In [0]:
%tensorflow_version 1.x
import os
from os.path import exists, join, basename, splitext

git_repo_url = 'https://github.com/CorentinJ/Real-Time-Voice-Cloning.git'
project_name = splitext(basename(git_repo_url))[0]
if not exists(project_name):
  # clone and install
  !git clone -q --recursive {git_repo_url}
  # install dependencies
  !cd {project_name} && pip install -q -r requirements.txt
  !pip install -q gdown
  !apt-get install -qq libportaudio2
  !pip install -q https://github.com/tugstugi/dl-colab-notebooks/archive/colab_utils.zip

  # download pretrained model
  !cd {project_name} && gdown https://drive.google.com/uc?id=1n1sPXvT34yXFLT47QZA6FIRGrwMeSsZc && unzip pretrained.zip

import sys
sys.path.append(project_name)

from IPython.display import display, Audio, clear_output
from IPython.utils import io
import ipywidgets as widgets
import numpy as np
from dl_colab_notebooks.audio import upload_audio

from synthesizer.inference import Synthesizer
from encoder import inference as encoder
from vocoder import inference as vocoder
from pathlib import Path

encoder.load_model(project_name / Path("encoder/saved_models/pretrained.pt"))
synthesizer = Synthesizer(project_name / Path("synthesizer/saved_models/logs-pretrained/taco_pretrained"))
vocoder.load_model(project_name / Path("vocoder/saved_models/pretrained/pretrained.pt"))

In [0]:
embedding = np.load('/content/drive/My Drive/Colab Notebooks/CS485/final_project(not_repo)/embedding_8.npy')

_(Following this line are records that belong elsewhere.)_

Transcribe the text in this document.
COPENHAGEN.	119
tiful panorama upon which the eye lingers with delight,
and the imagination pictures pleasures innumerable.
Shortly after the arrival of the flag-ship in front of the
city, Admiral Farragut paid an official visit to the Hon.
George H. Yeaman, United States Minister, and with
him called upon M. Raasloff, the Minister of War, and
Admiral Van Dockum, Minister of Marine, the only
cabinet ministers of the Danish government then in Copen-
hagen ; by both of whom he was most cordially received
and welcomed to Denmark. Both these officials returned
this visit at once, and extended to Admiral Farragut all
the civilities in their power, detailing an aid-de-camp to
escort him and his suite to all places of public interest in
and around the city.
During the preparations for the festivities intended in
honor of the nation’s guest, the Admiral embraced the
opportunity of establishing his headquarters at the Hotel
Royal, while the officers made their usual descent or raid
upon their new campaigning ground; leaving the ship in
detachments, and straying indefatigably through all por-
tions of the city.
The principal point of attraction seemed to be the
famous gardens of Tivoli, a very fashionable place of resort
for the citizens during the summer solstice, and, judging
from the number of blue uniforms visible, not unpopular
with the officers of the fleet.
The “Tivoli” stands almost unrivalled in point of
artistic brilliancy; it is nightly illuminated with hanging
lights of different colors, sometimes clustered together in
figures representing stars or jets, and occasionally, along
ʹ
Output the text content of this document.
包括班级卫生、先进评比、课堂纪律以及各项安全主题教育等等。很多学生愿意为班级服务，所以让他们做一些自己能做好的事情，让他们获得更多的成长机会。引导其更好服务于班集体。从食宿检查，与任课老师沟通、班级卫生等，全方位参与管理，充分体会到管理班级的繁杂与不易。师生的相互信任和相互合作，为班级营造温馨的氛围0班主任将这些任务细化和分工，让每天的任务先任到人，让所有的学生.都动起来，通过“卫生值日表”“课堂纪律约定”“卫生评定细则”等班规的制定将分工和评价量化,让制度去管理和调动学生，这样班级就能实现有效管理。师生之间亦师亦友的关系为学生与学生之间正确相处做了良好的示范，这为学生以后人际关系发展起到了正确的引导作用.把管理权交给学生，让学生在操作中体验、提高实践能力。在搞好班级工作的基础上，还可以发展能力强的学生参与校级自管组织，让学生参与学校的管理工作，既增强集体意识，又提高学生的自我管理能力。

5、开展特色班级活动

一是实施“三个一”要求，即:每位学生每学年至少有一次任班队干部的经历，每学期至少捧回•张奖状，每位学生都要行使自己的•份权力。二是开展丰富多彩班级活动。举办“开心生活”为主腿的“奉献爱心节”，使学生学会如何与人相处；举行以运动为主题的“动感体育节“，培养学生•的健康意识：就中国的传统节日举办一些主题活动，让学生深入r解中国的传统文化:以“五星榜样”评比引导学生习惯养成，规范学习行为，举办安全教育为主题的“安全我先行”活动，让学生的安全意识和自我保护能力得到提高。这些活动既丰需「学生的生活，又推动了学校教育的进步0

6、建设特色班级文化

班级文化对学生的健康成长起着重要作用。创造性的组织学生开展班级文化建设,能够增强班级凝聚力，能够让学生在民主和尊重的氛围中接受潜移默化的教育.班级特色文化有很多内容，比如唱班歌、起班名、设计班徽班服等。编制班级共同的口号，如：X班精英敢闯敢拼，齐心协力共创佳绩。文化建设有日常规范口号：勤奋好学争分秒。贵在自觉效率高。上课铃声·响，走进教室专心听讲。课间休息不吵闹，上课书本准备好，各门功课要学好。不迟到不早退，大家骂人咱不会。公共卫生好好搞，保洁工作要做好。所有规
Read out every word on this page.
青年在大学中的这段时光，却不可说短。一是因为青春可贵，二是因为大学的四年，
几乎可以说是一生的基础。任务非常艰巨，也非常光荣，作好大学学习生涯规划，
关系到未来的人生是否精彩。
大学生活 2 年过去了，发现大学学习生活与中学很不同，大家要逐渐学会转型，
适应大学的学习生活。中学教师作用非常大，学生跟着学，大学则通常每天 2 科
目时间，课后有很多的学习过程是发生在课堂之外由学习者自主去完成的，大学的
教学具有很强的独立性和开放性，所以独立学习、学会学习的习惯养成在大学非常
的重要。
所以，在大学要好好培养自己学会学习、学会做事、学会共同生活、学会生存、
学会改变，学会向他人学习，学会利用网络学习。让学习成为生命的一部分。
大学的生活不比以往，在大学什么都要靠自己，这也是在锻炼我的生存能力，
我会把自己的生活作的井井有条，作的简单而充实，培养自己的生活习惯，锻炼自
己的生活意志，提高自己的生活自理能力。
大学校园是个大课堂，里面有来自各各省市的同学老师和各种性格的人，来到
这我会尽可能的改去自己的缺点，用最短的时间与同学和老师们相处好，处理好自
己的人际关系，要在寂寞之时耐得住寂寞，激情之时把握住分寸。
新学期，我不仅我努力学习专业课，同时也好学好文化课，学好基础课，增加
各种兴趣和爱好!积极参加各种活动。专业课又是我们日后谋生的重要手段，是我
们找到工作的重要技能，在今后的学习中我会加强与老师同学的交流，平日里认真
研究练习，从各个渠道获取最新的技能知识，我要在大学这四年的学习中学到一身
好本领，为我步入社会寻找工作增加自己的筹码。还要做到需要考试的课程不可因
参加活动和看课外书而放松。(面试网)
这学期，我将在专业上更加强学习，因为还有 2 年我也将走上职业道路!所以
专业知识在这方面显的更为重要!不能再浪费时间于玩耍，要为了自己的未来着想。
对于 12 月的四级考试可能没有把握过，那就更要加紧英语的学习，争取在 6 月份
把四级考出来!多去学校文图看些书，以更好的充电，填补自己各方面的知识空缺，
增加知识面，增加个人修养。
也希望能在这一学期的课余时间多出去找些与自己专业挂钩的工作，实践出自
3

text = "He disappeared into his bedroom, and returned in a few minutes in the character of an amiable and simple-minded Nonconformist clergyman."
  
def synthesize(embed, text):
  print("Synthesizing new audio...")
  specs = synthesizer.synthesize_spectrograms([text], [embed])
  generated_wav = vocoder.infer_waveform(specs[0])
  generated_wav = np.pad(generated_wav, (0, synthesizer.sample_rate), mode="constant")
  clear_output()
  display(Audio(generated_wav, rate=synthesizer.sample_rate, autoplay=True))

if embedding is None:
  print("first record a voice or upload a voice file!")
else:
  synthesize(embedding, text)